Sunday, June 10, 2012

Hair Today, Gone Tomorrow

Big moment in the Cowboy's chemo history.

FINALLY, his cowboy hair met its match.

And it's raining hair, beards, and moustaches at our house today.

Bill was sitting on the couch watching golf, and suddenly he yells, "Beth! I just pulled out a whole handful of hair!"

I ran in. "What? Show me! What do you mean?"

So he reaches up to his head and gently pulls on his hair, and out comes a huge clump of it.

Oh, wow.

Do you, reading this, feel that in the subconscious, archetypal, reptilian, dream sequence part of your consciousness?

Cause I sure do. And so does Bill.

Wow.

It never sounded that weird before. Hair falling out. Chemo, yeah, yeah, yeah, tell me something I DON'T know.

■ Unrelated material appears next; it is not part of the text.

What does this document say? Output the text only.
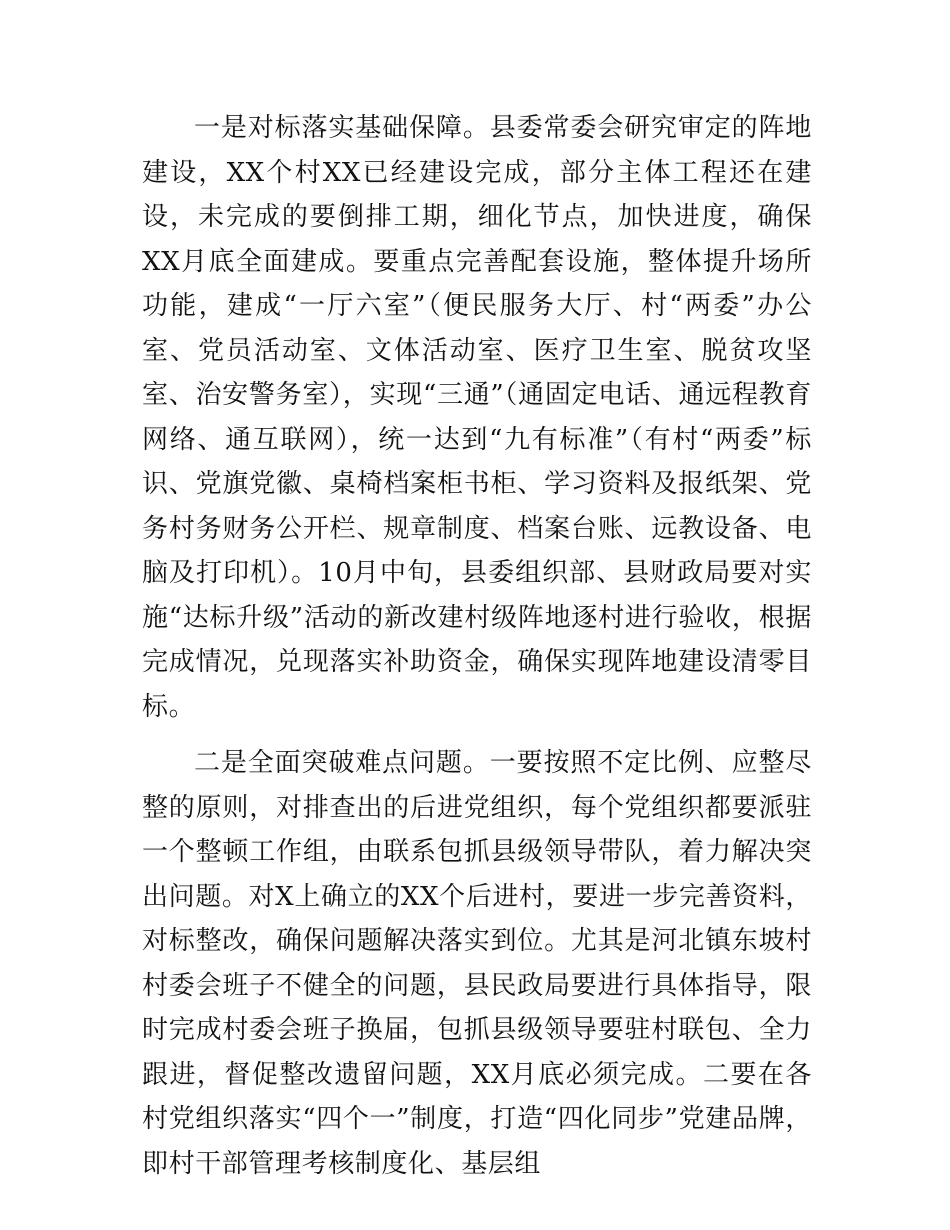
一是对标落实基础保障。县委常委会研究审定的阵地建设，XX个村XX已经建设完成，部分主体工程还在建设，未完成的要倒排工期，细化节点，加快进度，确保XX月底全面建成。要重点完善配套设施，整体提升场所功能，建成“一厅六室”（便民服务大厅、村“两委”办公室、党员活动室、文体活动室、医疗卫生室、脱贫攻坚室、治安警务室），实现“三通”（通固定电话、通远程教育网络、通互联网），统一达到“九有标准”（有村“两委”标识、党旗党徽、桌椅档案柜书柜、学习资料及报纸架、党务村务财务公开栏、规章制度、档案台账、远教设备、电脑及打印机）。10月中旬，县委组织部、县财政局要对实施“达标升级”活动的新改建村级阵地逐村进行验收，根据完成情况，兑现落实补助资金，确保实现阵地建设清零目标。

二是全面突破难点问题。一要按照不定比例、应整尽整的原则，对排查出的后进党组织，每个党组织都要派驻一个整顿工作组，由联系包抓县级领导带队，着力解决突出问题。对X上确立的XX个后进村，要进一步完善资料，对标整改，确保问题解决落实到位。尤其是河北镇东坡村村委会班子不健全的问题，县民政局要进行具体指导，限时完成村委会班子换届，包抓县级领导要驻村联包、全力跟进，督促整改遗留问题，XX月底必须完成。二要在各村党组织落实“四个一”制度，打造“四化同步”党建品牌，即村干部管理考核制度化、基层组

But the first time you run your hand through your hair and that hair decides to take a vacation from your head, and shows up, by surprise, in a big ole clump between your fingers, you're thinking, "Dear Life As We've Known It Up Till Now:  You got some splainin to do."

Oh, wow. (Sorry to repeat myself, but oh, wow.)

So, not knowing what else to do, having skipped the class "Hair Coming Out in Clumps 101," I said, "Try your moustache."

Boom. Moustache clump attains freedom from face.

"Try your beard."

Beard clump: free at last.

Oh, wow.

So thinking I'm helping, I run and get him a big garbage can, a comb, and a mirror. He says, "Um, what is THAT?"

I said, "Well, in case you want to get it over with and just pull everything out."

(Later, during my knee-jerk inner-child panic phone call to my mom, the wild-minded atheist, she says, of the mirror, garbage can, comb idea: "WELL WHAT IN THE HELL DID YOU DO *THAT* FOR?" Thanks, Mom.)

So Bill politely thanks-but-no-thanks me, and returns said items to their original positions.

I said, "Bill, not that I'm upset by this but, I'm feeling, um..um..."

He says, "Horror?"

"Yeah."

He says, "Me, too. Let's not talk about this any more and tomorrow, I'll go get everything shaved off. What's for dinner?"

"Sloppy Joes."

"Good."

"And, Bill?"

"Yeah?"

"It COULD grow back curly and red. We could have fun with that."

Bill: "Sloppy Joes and what else?"

Sooooooo.

Apart from the hair trauma, he was sick all day, gagging, aching, fever, weak, unable to get off couch by himself sometimes. But we know that starting tomorrow, he begins his ascension to feeling almost human till the next dose.

Thank God for that!

And tonight, just for a minute, remember to be grateful for your hair.